Human love or rather to love a human being in a true and divine way is indeed the most difficult of all forms that Love may take. To love God is easier since He has no expectations and His Love is always unconditional and eternal, untainted by ego and desires, unaffected by the vagaries of Time or the distances of Space. He is the constant giver and if He seems to sometimes play the role of receiver it is by way of concession to human nature least we feel merely passive recipients and hence our joy be diminished by half. In fact, being the very Source of Love, it is purest and the most satisfying form of love. Loving an animal is also easy because animals do not bring in ego and are generally faithful. However, man is primarily the giver and his giving is richly rewarded by the simplicity of animal love that knows no crookedness or deceptions to which human love is so prone. Yet the final testing ground of love is not man’s love for God but love for man.

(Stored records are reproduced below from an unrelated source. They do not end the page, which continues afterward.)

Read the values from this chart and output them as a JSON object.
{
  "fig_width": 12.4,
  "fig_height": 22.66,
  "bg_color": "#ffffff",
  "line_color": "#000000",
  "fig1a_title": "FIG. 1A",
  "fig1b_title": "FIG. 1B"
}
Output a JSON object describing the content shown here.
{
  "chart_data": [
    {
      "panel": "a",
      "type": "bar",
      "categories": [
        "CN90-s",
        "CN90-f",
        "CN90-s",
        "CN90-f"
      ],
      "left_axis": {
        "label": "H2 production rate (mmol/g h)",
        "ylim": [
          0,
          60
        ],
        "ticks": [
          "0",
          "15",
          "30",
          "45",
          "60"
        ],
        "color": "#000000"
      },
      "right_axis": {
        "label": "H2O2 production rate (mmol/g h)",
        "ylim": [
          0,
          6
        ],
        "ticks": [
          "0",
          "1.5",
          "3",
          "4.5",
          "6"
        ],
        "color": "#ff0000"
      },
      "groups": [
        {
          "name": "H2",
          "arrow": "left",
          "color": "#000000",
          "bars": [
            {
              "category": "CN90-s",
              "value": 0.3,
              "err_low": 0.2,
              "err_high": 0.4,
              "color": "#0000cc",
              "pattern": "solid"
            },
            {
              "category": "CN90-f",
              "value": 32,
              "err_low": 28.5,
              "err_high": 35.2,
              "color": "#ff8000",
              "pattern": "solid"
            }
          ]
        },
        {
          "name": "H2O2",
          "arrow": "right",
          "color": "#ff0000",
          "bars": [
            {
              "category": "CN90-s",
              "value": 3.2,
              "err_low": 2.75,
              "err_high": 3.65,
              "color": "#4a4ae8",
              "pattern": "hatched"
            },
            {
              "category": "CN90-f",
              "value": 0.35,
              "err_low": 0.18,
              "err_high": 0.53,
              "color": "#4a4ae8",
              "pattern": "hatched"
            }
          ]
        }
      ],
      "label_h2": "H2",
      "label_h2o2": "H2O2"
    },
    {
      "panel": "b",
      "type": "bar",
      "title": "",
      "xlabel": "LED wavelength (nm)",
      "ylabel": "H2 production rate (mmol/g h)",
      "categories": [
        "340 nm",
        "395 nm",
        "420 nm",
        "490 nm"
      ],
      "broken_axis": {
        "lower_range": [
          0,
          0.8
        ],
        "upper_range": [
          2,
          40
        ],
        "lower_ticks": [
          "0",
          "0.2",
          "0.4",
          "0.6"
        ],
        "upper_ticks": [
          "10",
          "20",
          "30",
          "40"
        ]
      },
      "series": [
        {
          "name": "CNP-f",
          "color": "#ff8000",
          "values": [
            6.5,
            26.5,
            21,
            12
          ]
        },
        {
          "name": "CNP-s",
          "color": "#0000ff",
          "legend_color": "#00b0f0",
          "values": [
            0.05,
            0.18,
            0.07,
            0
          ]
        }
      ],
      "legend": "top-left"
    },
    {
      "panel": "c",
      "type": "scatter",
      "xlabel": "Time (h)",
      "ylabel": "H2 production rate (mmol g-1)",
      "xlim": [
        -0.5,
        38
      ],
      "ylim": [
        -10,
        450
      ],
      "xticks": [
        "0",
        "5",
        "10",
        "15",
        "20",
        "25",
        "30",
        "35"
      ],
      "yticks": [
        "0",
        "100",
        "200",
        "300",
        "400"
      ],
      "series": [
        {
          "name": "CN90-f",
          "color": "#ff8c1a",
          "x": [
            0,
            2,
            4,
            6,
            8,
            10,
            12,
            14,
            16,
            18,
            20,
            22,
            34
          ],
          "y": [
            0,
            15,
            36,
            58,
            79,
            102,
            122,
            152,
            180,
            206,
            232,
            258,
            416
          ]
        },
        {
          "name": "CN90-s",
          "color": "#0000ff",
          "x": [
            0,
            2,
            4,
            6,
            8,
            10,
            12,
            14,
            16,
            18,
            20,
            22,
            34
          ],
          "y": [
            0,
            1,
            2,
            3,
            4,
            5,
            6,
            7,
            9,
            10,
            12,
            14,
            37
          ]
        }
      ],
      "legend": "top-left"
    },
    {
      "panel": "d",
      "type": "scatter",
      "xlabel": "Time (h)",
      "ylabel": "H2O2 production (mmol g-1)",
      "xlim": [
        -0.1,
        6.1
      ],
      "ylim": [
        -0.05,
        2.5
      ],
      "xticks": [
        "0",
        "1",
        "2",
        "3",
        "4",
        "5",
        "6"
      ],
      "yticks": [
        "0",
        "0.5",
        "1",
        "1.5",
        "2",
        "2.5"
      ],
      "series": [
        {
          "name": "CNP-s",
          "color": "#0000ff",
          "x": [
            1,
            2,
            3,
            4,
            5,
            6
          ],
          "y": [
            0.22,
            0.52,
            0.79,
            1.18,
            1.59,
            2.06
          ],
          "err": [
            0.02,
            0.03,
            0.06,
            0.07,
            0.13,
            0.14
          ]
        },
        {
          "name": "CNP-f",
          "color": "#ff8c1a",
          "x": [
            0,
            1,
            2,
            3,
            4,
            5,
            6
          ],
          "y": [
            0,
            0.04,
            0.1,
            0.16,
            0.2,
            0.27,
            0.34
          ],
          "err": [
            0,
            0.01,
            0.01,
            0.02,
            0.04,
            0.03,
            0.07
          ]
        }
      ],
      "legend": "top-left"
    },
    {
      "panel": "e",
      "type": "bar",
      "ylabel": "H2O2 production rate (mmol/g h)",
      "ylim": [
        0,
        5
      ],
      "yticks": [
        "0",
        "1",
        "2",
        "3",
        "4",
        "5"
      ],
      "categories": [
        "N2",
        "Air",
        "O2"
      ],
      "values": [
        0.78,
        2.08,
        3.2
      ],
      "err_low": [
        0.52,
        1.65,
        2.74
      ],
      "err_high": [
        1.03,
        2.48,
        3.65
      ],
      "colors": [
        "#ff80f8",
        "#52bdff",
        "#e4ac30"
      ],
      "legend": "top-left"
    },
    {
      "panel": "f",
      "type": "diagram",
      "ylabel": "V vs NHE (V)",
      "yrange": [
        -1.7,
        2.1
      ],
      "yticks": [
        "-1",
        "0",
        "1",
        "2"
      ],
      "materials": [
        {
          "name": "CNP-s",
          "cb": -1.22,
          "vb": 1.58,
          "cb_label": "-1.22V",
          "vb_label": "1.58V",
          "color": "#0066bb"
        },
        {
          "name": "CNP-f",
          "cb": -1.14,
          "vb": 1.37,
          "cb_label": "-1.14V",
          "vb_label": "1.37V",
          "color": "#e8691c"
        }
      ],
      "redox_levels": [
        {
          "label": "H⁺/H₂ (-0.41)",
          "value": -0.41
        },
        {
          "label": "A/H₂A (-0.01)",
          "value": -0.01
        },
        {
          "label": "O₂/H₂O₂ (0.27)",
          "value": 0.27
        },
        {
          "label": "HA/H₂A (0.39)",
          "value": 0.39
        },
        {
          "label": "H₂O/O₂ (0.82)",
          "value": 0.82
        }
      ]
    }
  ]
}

The paradox is that we cannot truly love man without going deep into the heart of Divine Love. That is why the Guru’s Love for the disciple or the Avatar’s Love for humanity is the highest in terms of quality. Therefore, Man must first discover the Source of Love which he can only by loving the Divine and by becoming one with Him. But once identified with this love in his own depths man must turn towards the earth and share it with all who are brought in contact with him through destiny. Else even his love for God remains incomplete if it does not universalise and spreads to his fellow humans and indeed the whole creation.
But until one can do that is one to abandon all other forms of love? Then one would abandon the very raw material that needs to be transmuted. Rather one has to love human beings in a more and more true way, without expectations, unselfishly, with a sense of giving rather than wanting, with kind generosity and wideness, with the strength that forgives easily and ignoring the real or unreal defects of others points only towards all that is beautiful and true, encouraging always the true movements, always full of care and tenderness. It is a love whose mainstay is tyaga and tapasya.
This comes rather easily to those with a developed psychic or else those with a general sattwic turn of mind and noble temperament. But those who live in the vital and with crude feelings it is a long and hard way to go before love can be truly born. In them love remains in the womb of darkness and is only indirectly reflected through egoistic feelings of possession, distortions of jealousy and hate and all the rest that make love wear such ugly masks. For this stage of humanity, the way forward is to increase the sattwic element, not to be neglectful of one’s duty towards those who depend upon us, to live reasonably and in moderation, subordinating the desire and ego to a life governed by the Shastra, the law of right living as enunciated by the wise ones.